Not only is it lighter to pack than headphones or a mini speaker, but it allows me to listen deeper to my thoughts, sink in, and get really into my story without any distraction. Though if I have to pick any sounds at all, I will say binaural beats are really my thing.
Constructing your arsenal, or writing toolbox doesn't have to be complicated and it doesn't have to look like anyone else's.
You may even wonder why you need one at all and maybe you don't but maybe you also already have one and don't realize it?
Your writing toolbox is comprised of only the things you truly require to support yourself to be the best writer you can be when you sit down to get the work done.
If you're looking to construct your own, here are the 3 things I think it takes to make up a great personalized writing toolkit. Truly though, it may help to think of it as packing to go on your dream writing retreat which can be to some part of my deserted island if you'd like to come.
1. Inspiration & Motivation
Two things that can be hard to find when you're elbow-deep in your project are inspiration and motivation.
When building your writing arsenal, I think it's worth it to include things - tangible or not - that would help you maintain the feeling of inspiration and drive to get through the project.
Writing is hard, no surprise, nothing new.
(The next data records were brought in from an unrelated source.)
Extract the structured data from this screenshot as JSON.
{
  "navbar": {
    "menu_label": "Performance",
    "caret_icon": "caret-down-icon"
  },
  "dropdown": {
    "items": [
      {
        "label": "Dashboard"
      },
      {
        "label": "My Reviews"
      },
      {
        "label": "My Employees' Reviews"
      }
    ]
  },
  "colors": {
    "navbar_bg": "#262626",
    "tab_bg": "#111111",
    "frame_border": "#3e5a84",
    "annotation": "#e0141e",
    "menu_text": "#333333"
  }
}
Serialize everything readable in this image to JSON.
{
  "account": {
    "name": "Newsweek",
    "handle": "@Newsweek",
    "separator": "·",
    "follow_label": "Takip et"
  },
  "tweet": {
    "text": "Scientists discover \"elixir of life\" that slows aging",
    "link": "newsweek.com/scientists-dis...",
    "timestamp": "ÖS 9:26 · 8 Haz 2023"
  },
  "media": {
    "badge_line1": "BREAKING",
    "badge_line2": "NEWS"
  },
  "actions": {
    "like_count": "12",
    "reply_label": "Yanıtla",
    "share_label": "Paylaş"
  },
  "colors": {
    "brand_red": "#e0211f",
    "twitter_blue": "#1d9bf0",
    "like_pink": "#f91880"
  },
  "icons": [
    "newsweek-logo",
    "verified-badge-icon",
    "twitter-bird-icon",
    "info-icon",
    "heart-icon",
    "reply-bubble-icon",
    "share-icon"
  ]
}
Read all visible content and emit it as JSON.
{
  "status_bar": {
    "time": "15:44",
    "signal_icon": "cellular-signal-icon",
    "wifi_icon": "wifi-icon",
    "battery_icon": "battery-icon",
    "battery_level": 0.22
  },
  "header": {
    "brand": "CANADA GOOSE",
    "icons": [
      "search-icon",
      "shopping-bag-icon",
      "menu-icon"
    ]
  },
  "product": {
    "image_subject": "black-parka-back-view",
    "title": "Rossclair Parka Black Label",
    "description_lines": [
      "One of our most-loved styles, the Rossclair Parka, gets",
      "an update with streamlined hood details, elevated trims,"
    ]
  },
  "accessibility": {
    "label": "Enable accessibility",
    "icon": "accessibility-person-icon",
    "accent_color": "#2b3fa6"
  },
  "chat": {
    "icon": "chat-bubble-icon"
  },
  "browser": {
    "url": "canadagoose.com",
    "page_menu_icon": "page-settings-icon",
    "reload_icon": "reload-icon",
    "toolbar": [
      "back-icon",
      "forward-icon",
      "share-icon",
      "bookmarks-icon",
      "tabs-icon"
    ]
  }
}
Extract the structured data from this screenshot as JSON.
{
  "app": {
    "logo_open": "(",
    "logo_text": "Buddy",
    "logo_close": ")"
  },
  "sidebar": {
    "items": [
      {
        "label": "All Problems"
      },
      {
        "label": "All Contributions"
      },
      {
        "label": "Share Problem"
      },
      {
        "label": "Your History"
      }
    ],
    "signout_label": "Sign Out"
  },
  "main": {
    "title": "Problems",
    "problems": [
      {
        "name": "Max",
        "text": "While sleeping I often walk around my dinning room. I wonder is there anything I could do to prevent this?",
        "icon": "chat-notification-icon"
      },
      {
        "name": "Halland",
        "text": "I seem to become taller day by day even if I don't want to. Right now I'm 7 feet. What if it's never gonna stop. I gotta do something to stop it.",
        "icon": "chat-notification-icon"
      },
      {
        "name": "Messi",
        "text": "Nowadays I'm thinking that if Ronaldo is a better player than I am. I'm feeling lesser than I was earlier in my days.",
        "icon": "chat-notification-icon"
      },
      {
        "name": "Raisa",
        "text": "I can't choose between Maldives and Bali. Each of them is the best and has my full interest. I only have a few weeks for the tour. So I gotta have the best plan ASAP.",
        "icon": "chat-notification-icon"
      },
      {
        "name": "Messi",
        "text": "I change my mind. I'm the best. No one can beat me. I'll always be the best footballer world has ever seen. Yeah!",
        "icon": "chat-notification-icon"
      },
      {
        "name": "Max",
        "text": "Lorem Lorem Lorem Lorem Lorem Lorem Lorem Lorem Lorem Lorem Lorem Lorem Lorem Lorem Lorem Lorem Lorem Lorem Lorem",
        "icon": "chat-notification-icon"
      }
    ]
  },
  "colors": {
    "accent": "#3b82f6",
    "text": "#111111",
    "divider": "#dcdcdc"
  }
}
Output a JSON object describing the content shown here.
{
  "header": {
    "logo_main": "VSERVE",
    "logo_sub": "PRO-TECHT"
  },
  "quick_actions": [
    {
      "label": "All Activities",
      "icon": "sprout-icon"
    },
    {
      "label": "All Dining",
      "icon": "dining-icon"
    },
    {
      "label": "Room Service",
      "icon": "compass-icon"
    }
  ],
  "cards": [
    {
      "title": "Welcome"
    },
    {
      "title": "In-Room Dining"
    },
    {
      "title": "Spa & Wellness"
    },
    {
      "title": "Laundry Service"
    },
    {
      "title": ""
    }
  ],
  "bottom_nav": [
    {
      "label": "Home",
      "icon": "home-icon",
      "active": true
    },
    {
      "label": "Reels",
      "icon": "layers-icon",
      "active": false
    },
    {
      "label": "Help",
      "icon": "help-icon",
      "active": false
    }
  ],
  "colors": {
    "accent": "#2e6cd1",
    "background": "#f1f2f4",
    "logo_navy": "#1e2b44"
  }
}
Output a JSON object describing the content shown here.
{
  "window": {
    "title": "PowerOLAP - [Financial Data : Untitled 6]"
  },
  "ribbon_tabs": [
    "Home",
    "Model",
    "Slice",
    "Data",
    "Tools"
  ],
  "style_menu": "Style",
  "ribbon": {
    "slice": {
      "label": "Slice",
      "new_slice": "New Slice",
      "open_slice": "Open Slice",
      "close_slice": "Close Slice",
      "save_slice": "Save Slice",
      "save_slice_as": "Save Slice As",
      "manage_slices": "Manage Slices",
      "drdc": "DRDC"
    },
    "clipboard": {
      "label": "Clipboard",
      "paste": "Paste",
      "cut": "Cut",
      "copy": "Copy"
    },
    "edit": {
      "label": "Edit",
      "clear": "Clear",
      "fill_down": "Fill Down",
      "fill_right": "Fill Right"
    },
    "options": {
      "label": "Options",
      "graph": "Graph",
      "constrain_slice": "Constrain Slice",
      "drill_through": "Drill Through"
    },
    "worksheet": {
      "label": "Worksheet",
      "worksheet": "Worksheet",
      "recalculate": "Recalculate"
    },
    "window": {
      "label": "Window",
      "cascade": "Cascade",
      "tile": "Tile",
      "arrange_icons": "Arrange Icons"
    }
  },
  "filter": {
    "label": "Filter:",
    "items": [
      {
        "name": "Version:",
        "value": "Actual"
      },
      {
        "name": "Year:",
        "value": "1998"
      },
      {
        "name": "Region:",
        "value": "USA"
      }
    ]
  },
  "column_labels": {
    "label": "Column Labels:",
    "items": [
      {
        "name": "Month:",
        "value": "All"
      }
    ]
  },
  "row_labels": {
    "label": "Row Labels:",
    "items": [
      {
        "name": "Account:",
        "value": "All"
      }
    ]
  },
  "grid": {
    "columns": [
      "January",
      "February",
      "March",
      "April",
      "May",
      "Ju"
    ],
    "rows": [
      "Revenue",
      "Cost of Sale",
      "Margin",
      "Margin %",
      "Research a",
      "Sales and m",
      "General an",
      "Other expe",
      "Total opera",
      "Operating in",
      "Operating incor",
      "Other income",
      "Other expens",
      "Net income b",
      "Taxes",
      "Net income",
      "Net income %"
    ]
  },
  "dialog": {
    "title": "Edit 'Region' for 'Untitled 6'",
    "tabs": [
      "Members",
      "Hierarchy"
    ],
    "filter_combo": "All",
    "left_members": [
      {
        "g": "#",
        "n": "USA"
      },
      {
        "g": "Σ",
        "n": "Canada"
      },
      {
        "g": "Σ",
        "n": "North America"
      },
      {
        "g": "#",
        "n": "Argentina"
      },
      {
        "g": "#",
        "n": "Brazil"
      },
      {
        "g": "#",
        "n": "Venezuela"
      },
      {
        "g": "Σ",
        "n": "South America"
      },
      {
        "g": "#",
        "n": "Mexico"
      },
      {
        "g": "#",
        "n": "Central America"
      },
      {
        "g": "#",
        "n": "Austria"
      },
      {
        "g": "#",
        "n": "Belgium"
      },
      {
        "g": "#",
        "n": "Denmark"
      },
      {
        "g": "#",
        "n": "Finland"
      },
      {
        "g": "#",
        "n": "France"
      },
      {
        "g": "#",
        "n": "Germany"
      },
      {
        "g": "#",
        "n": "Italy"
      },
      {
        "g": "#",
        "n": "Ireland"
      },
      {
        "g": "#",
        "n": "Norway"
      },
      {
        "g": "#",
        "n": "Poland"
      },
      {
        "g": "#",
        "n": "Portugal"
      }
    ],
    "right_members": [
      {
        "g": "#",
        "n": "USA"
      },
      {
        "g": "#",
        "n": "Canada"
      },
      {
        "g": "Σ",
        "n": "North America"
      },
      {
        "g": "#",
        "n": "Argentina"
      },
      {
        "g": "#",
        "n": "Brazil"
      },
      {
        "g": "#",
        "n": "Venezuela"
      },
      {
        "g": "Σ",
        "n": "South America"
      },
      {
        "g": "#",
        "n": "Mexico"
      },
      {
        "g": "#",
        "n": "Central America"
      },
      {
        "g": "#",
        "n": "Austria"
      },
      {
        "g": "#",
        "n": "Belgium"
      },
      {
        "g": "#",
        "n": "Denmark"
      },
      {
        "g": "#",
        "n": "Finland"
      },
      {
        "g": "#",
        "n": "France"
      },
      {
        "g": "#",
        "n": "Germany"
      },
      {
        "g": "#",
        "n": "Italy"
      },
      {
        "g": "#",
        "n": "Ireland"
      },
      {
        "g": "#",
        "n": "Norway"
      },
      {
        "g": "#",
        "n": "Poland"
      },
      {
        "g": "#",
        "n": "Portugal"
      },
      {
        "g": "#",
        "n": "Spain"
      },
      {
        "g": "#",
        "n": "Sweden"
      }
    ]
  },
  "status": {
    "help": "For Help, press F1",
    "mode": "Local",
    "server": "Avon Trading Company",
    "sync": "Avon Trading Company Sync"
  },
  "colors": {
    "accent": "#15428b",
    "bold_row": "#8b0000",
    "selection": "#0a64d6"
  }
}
If you have a favorite quote, a mood board, a list of milestones and corresponding rewards, a favorite thing to wear, or a gift that has nothing to do with writing at all, or even your favorite book -- it's worth adding to your arsenal to have as support when you're running low on the will to write.
Inspiration and motivation come from a lot of different places and things, so there's no reason you can't cultivate it and bring it with you.
Comfort isn't always a fluffy blanket, warm socks, and the right chair - if it is, that's fine I'm not here to tell you what to do.
My version of comfort is found in movement, and journaling, and silence, but it's also found in my robes and pajamas I call "work clothes".
Comfort is anything that helps you feel grounded, more at home, more at ease.
Again, name me one writer who got a novel done while uncomfortable in any way.
Whatever it is that helps you feel grounded, and relaxed enough to climb into your imagination may be the underrated thing you need to include, and protect, in your writing toolbox.
While I think it's easy to get swept up in choosing the things that will keep us going when we embark on a project, I think it's equally as important to include the things that help us slow down, take a breath, and check in every now and again.
This can look like planned breaks, creative projects, reading a book alongside working on your project, a standing regular date with a friend -- whatever it is -- at its core helps ground you back to yourself, and helps you hold off that burned-out feeling and keep your head in the proverbial writing game.
Do you have a writing toolkit? Favorite things that have become an integral part of your writing ritual or routine?